My last book was Bonsai by Alejando Zambra, from the Contemporary Art of the Novella Series published by Melville House. This is a beautiful-looking gem-of-a-book, which I read–tired, sunburned on my kneecaps, and terrifyingly freckled–during my flight home. Actually, it was so short, I read it as I enjoyed my $8.00 in-flight meal. I was smitten by Bonsai, with its story-within-a-story-within-a-story, and confounded (in the best way) by its end. I need to re-read it, if only for sentences like this one: “Julio and Emilia’s peculiarities weren’t only sexual (they did have them), nor emotional (these abounded), but also, so to speak, literary.” Ah, chantarelles!

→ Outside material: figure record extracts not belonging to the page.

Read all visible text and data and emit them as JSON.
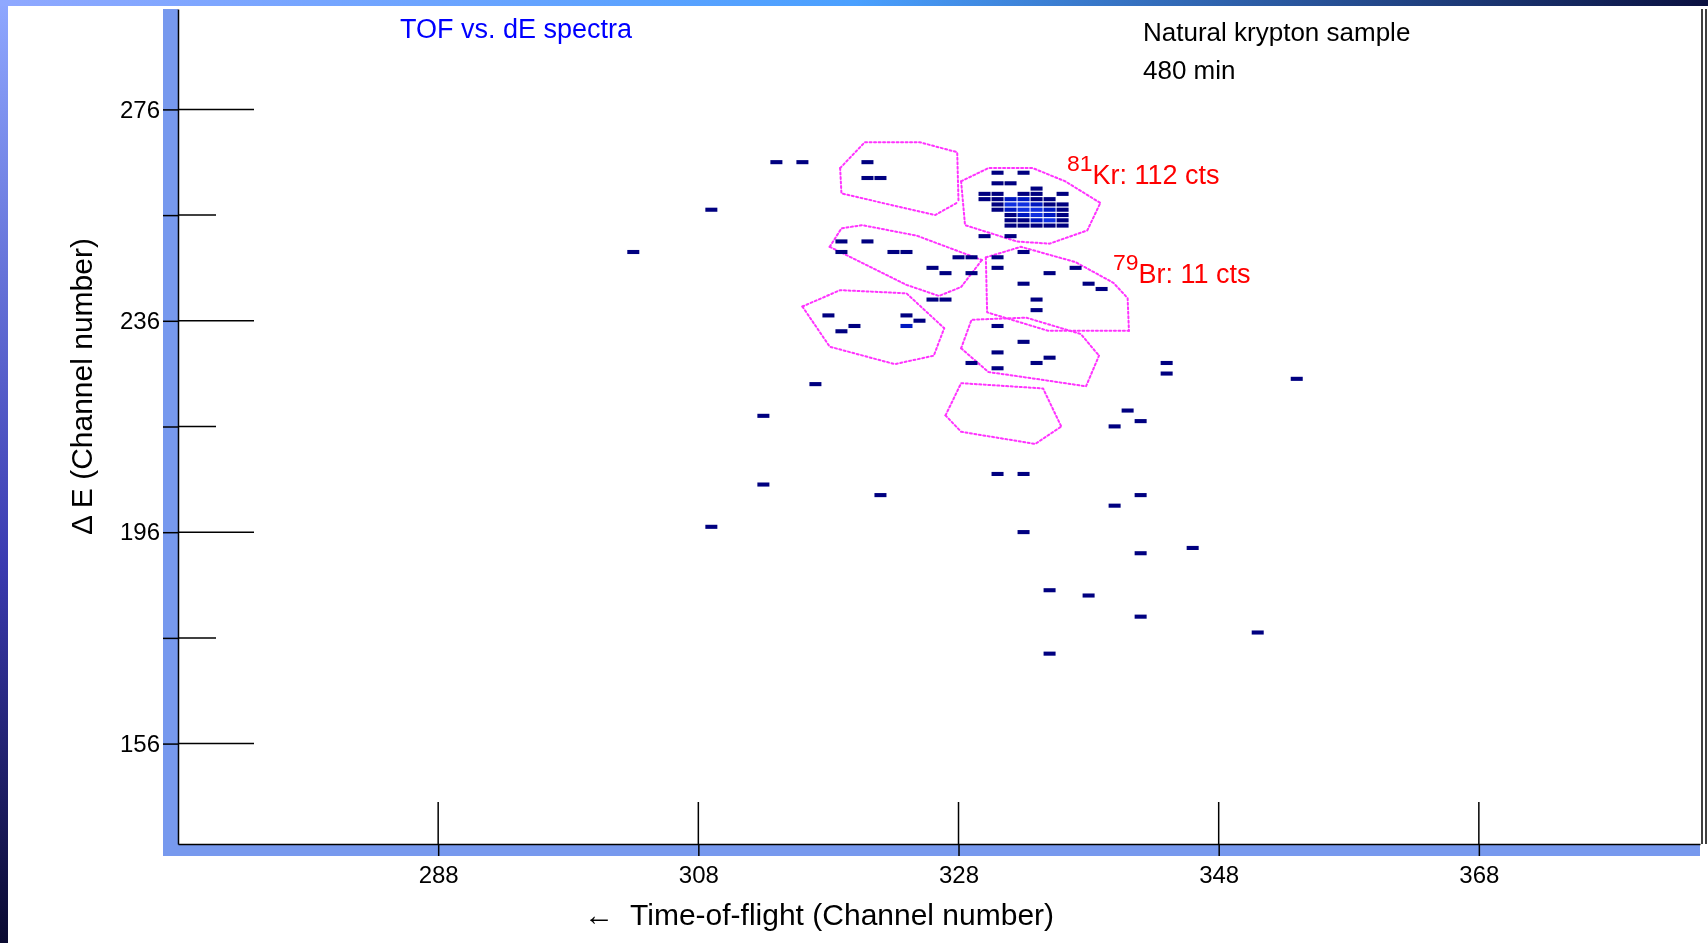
{
  "chart_data": {
    "type": "scatter",
    "title": "TOF vs. dE spectra",
    "xlabel": "←  Time-of-flight (Channel number)",
    "ylabel": "Δ E (Channel number)",
    "annotations": [
      "Natural krypton sample",
      "480 min",
      "$^{81}$Kr: 112 cts",
      "$^{79}$Br: 11 cts"
    ],
    "xlim": [
      268,
      385
    ],
    "ylim": [
      137,
      295
    ],
    "xticks": [
      288,
      308,
      328,
      348,
      368
    ],
    "yticks": [
      {
        "value": 156,
        "label": "156"
      },
      {
        "value": 176,
        "label": null
      },
      {
        "value": 196,
        "label": "196"
      },
      {
        "value": 216,
        "label": null
      },
      {
        "value": 236,
        "label": "236"
      },
      {
        "value": 256,
        "label": null
      },
      {
        "value": 276,
        "label": "276"
      }
    ],
    "series": [
      {
        "type": "line",
        "color": "#ff33ff",
        "line_style": "dotted",
        "x": [
          318.9,
          320.8,
          325.0,
          327.9,
          328.0
        ],
        "values": [
          264.9,
          269.8,
          269.8,
          267.9,
          258.5
        ]
      },
      {
        "type": "line",
        "color": "#ff33ff",
        "line_style": "dotted",
        "x": [
          318.9,
          319.0,
          326.2,
          328.0
        ],
        "values": [
          264.9,
          260.1,
          256.0,
          258.5
        ]
      },
      {
        "type": "line",
        "color": "#ff33ff",
        "line_style": "dotted",
        "x": [
          328.2,
          330.3,
          333.7,
          336.2,
          338.9
        ],
        "values": [
          262.4,
          264.9,
          264.9,
          262.4,
          258.3
        ]
      },
      {
        "type": "line",
        "color": "#ff33ff",
        "line_style": "dotted",
        "x": [
          328.2,
          328.5,
          332.5,
          335.0,
          337.9,
          338.9
        ],
        "values": [
          262.4,
          254.1,
          251.0,
          250.6,
          253.1,
          258.3
        ]
      },
      {
        "type": "line",
        "color": "#ff33ff",
        "line_style": "dotted",
        "x": [
          318.1,
          319.0,
          320.6,
          324.8,
          329.8
        ],
        "values": [
          250.0,
          253.5,
          254.1,
          252.1,
          247.5
        ]
      },
      {
        "type": "line",
        "color": "#ff33ff",
        "line_style": "dotted",
        "x": [
          318.1,
          324.0,
          326.5,
          328.2,
          329.8
        ],
        "values": [
          250.0,
          242.8,
          240.7,
          242.4,
          247.5
        ]
      },
      {
        "type": "line",
        "color": "#ff33ff",
        "line_style": "dotted",
        "x": [
          330.1,
          332.8,
          337.0,
          339.9,
          341.0,
          341.1
        ],
        "values": [
          248.0,
          250.0,
          247.1,
          243.2,
          240.3,
          234.1
        ]
      },
      {
        "type": "line",
        "color": "#ff33ff",
        "line_style": "dotted",
        "x": [
          330.1,
          330.2,
          334.9,
          341.1
        ],
        "values": [
          248.0,
          237.6,
          234.1,
          234.1
        ]
      },
      {
        "type": "line",
        "color": "#ff33ff",
        "line_style": "dotted",
        "x": [
          316.0,
          318.9,
          324.0,
          326.9
        ],
        "values": [
          238.7,
          241.8,
          241.2,
          234.6
        ]
      },
      {
        "type": "line",
        "color": "#ff33ff",
        "line_style": "dotted",
        "x": [
          316.0,
          318.1,
          323.1,
          326.1,
          326.9
        ],
        "values": [
          238.7,
          231.1,
          227.8,
          229.4,
          234.6
        ]
      },
      {
        "type": "line",
        "color": "#ff33ff",
        "line_style": "dotted",
        "x": [
          328.2,
          329.0,
          333.2,
          337.4,
          338.8
        ],
        "values": [
          230.8,
          236.2,
          236.6,
          233.5,
          229.4
        ]
      },
      {
        "type": "line",
        "color": "#ff33ff",
        "line_style": "dotted",
        "x": [
          328.2,
          330.3,
          334.0,
          337.8,
          338.8
        ],
        "values": [
          230.8,
          226.3,
          225.0,
          223.6,
          229.4
        ]
      },
      {
        "type": "line",
        "color": "#ff33ff",
        "line_style": "dotted",
        "x": [
          327.0,
          328.2,
          334.5,
          335.9
        ],
        "values": [
          218.1,
          224.2,
          223.2,
          216.0
        ]
      },
      {
        "type": "line",
        "color": "#ff33ff",
        "line_style": "dotted",
        "x": [
          327.0,
          328.2,
          333.9,
          335.9
        ],
        "values": [
          218.1,
          215.0,
          212.7,
          216.0
        ]
      },
      {
        "marker": "square",
        "x": [
          330,
          331,
          333,
          334,
          330,
          331,
          332,
          333,
          334,
          335,
          331,
          332,
          333,
          334,
          335,
          336,
          331,
          332,
          333,
          334,
          335,
          336,
          332,
          333,
          334,
          335,
          336,
          332,
          333,
          334,
          335,
          336,
          332,
          333,
          334,
          335,
          336,
          331,
          333,
          331,
          332,
          334,
          336,
          314,
          316,
          309,
          303,
          321,
          321,
          322,
          330,
          332,
          319,
          319,
          321,
          323,
          324,
          328,
          329,
          331,
          333,
          335,
          337,
          338,
          339,
          326,
          327,
          329,
          331,
          333,
          334,
          334,
          326,
          327,
          318,
          320,
          319,
          324,
          324,
          325,
          331,
          331,
          329,
          331,
          333,
          334,
          335,
          344,
          344,
          354,
          317,
          313,
          313,
          322,
          309,
          331,
          333,
          341,
          342,
          340,
          342,
          340,
          333,
          346,
          342,
          335,
          338,
          342,
          351,
          335
        ],
        "values": [
          260,
          260,
          260,
          260,
          259,
          259,
          259,
          259,
          259,
          259,
          258,
          258,
          258,
          258,
          258,
          258,
          257,
          257,
          257,
          257,
          257,
          257,
          256,
          256,
          256,
          256,
          256,
          255,
          255,
          255,
          255,
          255,
          254,
          254,
          254,
          254,
          254,
          264,
          264,
          262,
          262,
          261,
          260,
          266,
          266,
          257,
          249,
          266,
          263,
          263,
          252,
          252,
          251,
          249,
          251,
          249,
          249,
          248,
          248,
          248,
          249,
          245,
          246,
          243,
          242,
          246,
          245,
          245,
          246,
          243,
          240,
          238,
          240,
          240,
          237,
          235,
          234,
          237,
          235,
          236,
          235,
          230,
          228,
          227,
          232,
          228,
          229,
          228,
          226,
          225,
          224,
          218,
          205,
          203,
          197,
          207,
          207,
          219,
          217,
          216,
          203,
          201,
          196,
          193,
          192,
          185,
          184,
          180,
          177,
          173
        ],
        "colors": [
          "#000080",
          "#000080",
          "#000080",
          "#000080",
          "#000080",
          "#000080",
          "#0018c0",
          "#0018c0",
          "#000080",
          "#000080",
          "#000080",
          "#1030e0",
          "#1030e0",
          "#0018c0",
          "#000080",
          "#000080",
          "#000080",
          "#0018c0",
          "#1030e0",
          "#1030e0",
          "#0018c0",
          "#000080",
          "#000080",
          "#0018c0",
          "#1030e0",
          "#0018c0",
          "#000080",
          "#000080",
          "#000080",
          "#0018c0",
          "#1030e0",
          "#000080",
          "#000080",
          "#000080",
          "#000080",
          "#000080",
          "#000080",
          "#000080",
          "#000080",
          "#000080",
          "#000080",
          "#000080",
          "#000080",
          "#000080",
          "#000080",
          "#000080",
          "#000080",
          "#000080",
          "#000080",
          "#000080",
          "#000080",
          "#000080",
          "#000080",
          "#000080",
          "#000080",
          "#000080",
          "#000080",
          "#000080",
          "#000080",
          "#000080",
          "#000080",
          "#000080",
          "#000080",
          "#000080",
          "#000080",
          "#000080",
          "#000080",
          "#000080",
          "#000080",
          "#000080",
          "#000080",
          "#000080",
          "#000080",
          "#000080",
          "#000080",
          "#000080",
          "#000080",
          "#000080",
          "#0018c0",
          "#000080",
          "#000080",
          "#000080",
          "#000080",
          "#000080",
          "#000080",
          "#000080",
          "#000080",
          "#000080",
          "#000080",
          "#000080",
          "#000080",
          "#000080",
          "#000080",
          "#000080",
          "#000080",
          "#000080",
          "#000080",
          "#000080",
          "#000080",
          "#000080",
          "#000080",
          "#000080",
          "#000080",
          "#000080",
          "#000080",
          "#000080",
          "#000080",
          "#000080",
          "#000080",
          "#000080"
        ]
      }
    ]
  }
}
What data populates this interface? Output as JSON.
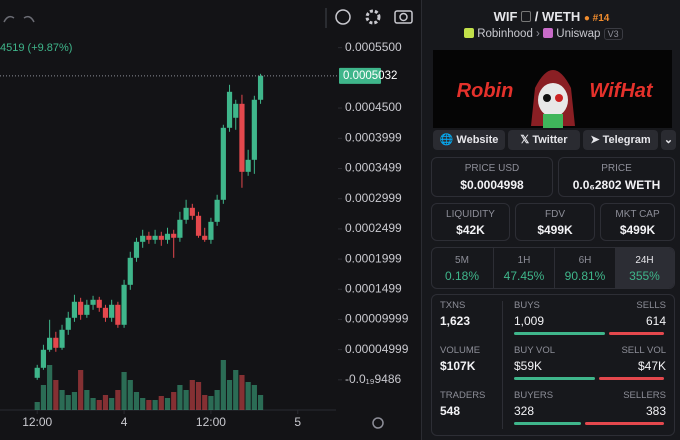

For Book-Spying-Trip #2, I went to Laguna Beach. I’m sorry to say that I spotted very few readers there. (Oh, California, I thought, don’t embarrass me further.) Most of the adults were too busy swimming or chasing little kids around. The teenage girls spent a lot of time spraying Sun-In into their roots as their male counterparts tried to make them laugh. There was one gorgeous sixteen-year-old girl whom I was mentally casting in a French film. She might have been wearing lipstick. On the beach! Almost all of the teenagers were tattooed (none with dragons); one girl, she couldn’t have been more than fifteen, had a tramp stamp. Really. Clearly, I wasn’t doing much reading myself. The man next to us, however, was very studious with copies of Hemingway and Arthur Miller, and he wore a beanie like an old-timey Stevedore. I made up all kinds of stories about him: his delicious loneliness, his journal of beautiful sentences by dead authors, his tiny sand-crusted apartment with the bad overhead lighting. That was a good novel, this one I was writing in my head. On sale, summer 2012.